People need to stop taking methotrexate at least three months before attempting to conceive. This drug is not recommended for those who are breastfeeding.
- Cyclosporine. Taken orally for severe psoriasis, cyclosporine (Gengraf, Neoral, Sandimmune) suppresses the immune system. It's similar to methotrexate in effectiveness but cannot be used continuously for more than a year. Like other immunosuppressant drugs, cyclosporine increases the risk of infection and other health problems, including cancer. People taking cyclosporine long-term need ongoing testing to monitor their blood pressure and kidney function.
These drugs aren't recommended when you're pregnant or breastfeeding or if you intend to become pregnant.
- Other medications. Thioguanine (Tabloid) and hydroxyurea (Droxia, Hydrea) are medications that can be used when you can't take other drugs. Talk with your health care provider about possible side effects of these drugs.

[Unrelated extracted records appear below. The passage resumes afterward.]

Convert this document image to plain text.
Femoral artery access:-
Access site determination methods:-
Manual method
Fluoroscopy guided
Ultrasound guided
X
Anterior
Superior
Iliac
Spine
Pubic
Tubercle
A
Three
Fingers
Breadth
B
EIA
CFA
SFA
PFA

You and your health care provider will choose a treatment approach based on your needs and the type and severity of your psoriasis. You'll likely start with the mildest treatments — topical creams and ultraviolet light therapy (phototherapy). Then, if your condition doesn't improve, you might move on to stronger treatments.
People with pustular or erythrodermic psoriasis usually need to start with stronger (systemic) medications.
In any situation, the goal is to find the most effective way to slow cell turnover with the fewest possible side effects.